Ze sprong uit bed, vloog haar moeder om de hals, trok aan haar baard en zei: "Mijn eigen lieve geitenbok, goedemorgen!" En de moeder tikte haar op de neus, dat die rood en blauw werd, maar dat was allemaal louter liefde. Toen nu de moeder uit haar fles had gedronken en een slaapje deed, ging het roversmeisje naar het rendier toe en zei: "Ik zou toch zo'n zin hebben om je nog vele malen met mijn scherpe mes te kietelen, want dan doe je zo grappig, maar dat kan me nu niet schelen; ik zal je touw losmaken en je naar buiten helpen, zodat je naar Lapland kunt rennen; maar je zult je moeten haasten en voor mij dit kleine meisje naar het kasteel van de sneeuwkoningin brengen, waar haar vriendje is. Je hebt vast gehoord wat ze verteld heeft, want ze praatte luid genoeg en jij bent een luistervink!" Het rendier sprong op van vreugde. Het roversmeisje tilde kleine Gerda erop en was zo voorzichtig om haar vast te binden, ja zelfs om haar een kussentje te geven om op te zitten. "Het kan me niet schelen," zei ze, "daar heb je je gevoerde laarsjes, want het zal koud worden, maar de mof houd ik, die is te mooi.

Toch zul je geen kou lijden. Hier heb je mijn moeders grote wanten, die reiken je helemaal tot de elleboog; steek in! Nu lijken je handen precies op die van mijn lelijke moeder!" Gerda huilde van blijdschap. "Ik kan niet hebben dat je grient!" zei het kleine roversmeisje. "Nu moet je juist vrolijk kijken. Hier heb je twee broden en een ham, zodat je geen honger hoeft te lijden." Alles werd achter op het rendier gebonden; het roversmeisje deed de deur open, lokte al de grote honden binnen en toen sneed zij het touw met haar mes door en zei tot het rendier: "Vooruit dan maar! Pas goed op het kleine meisje." Gerda stak haar handje met de grote wanten naar het roversmeisje uit en nam afscheid, en toen vloog het rendier ervandoor over heg en steg door het grote bos, over moerassen en steppen, zo hard het kon.

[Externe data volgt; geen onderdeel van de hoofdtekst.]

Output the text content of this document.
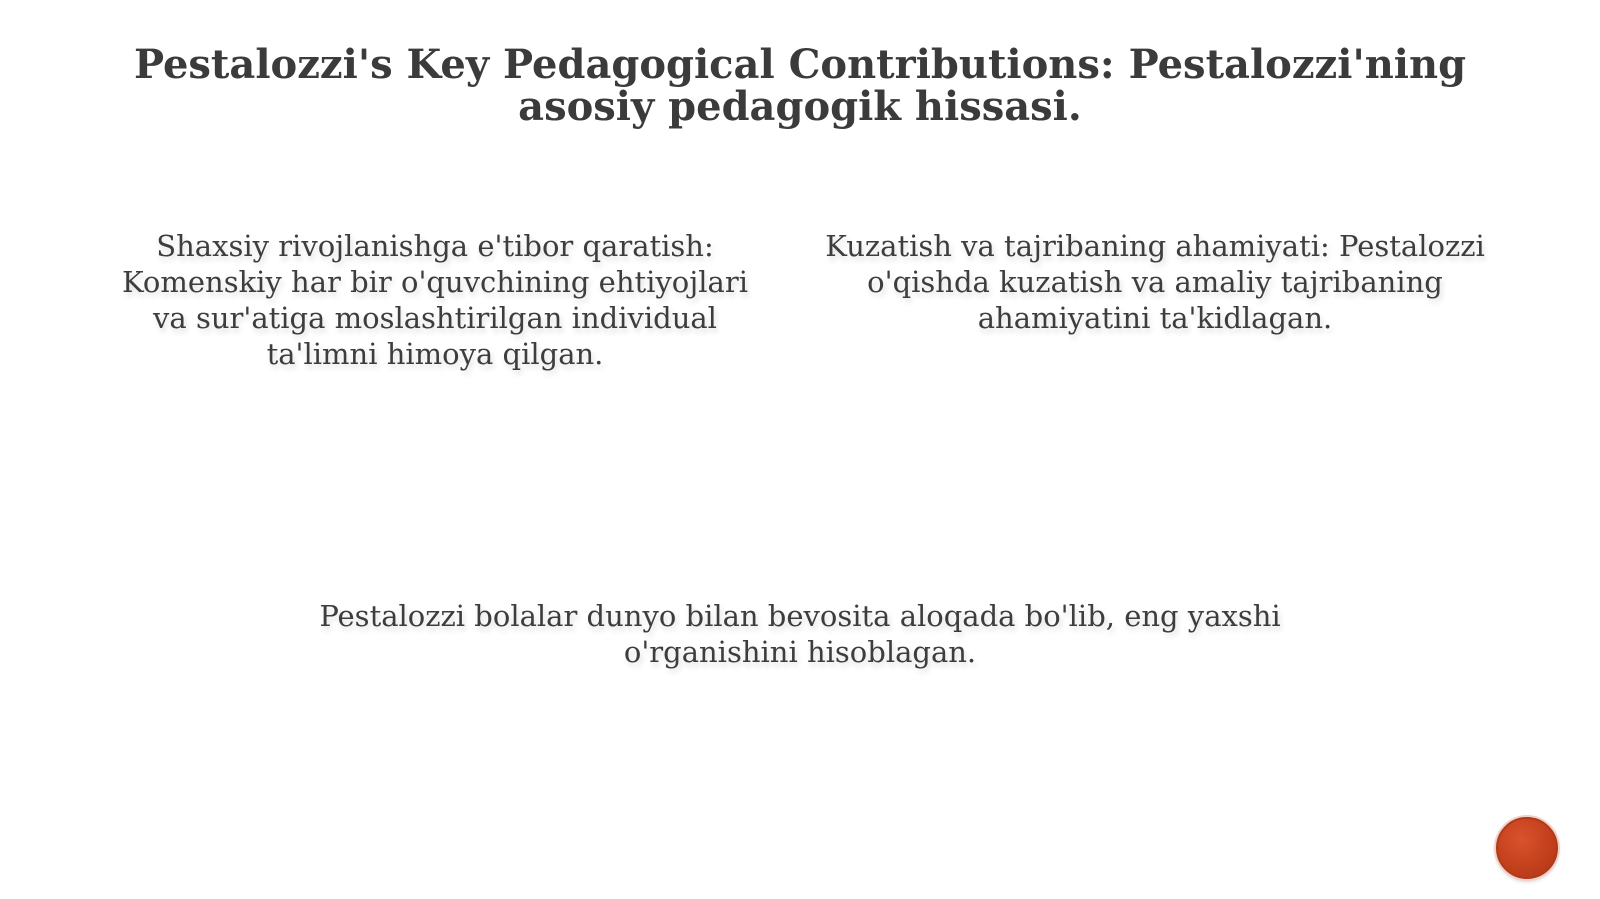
Pestalozzi's Key Pedagogical Contributions: Pestalozzi'ning asosiy pedagogik hissasi.

Shaxsiy rivojlanishga e'tibor qaratish: Komenskiy har bir o'quvchining ehtiyojlari va sur'atiga moslashtirilgan individual ta'limni himoya qilgan.

Kuzatish va tajribaning ahamiyati: Pestalozzi o'qishda kuzatish va amaliy tajribaning ahamiyatini ta'kidlagan.

Pestalozzi bolalar dunyo bilan bevosita aloqada bo'lib, eng yaxshi o'rganishini hisoblagan.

De wolven huilden en de raven schreeuwden. "Fuut, fuut!" klonk het door het luchtruim. Het was of de hemel rood niesde. "Dat is mijn oude noorderlicht!" zei het rendier, "zie, hoe het licht springt!" En toen ging het er nog harder vandoor, nacht en dag, de broden waren op, de ham ook, en toen waren ze in Lapland.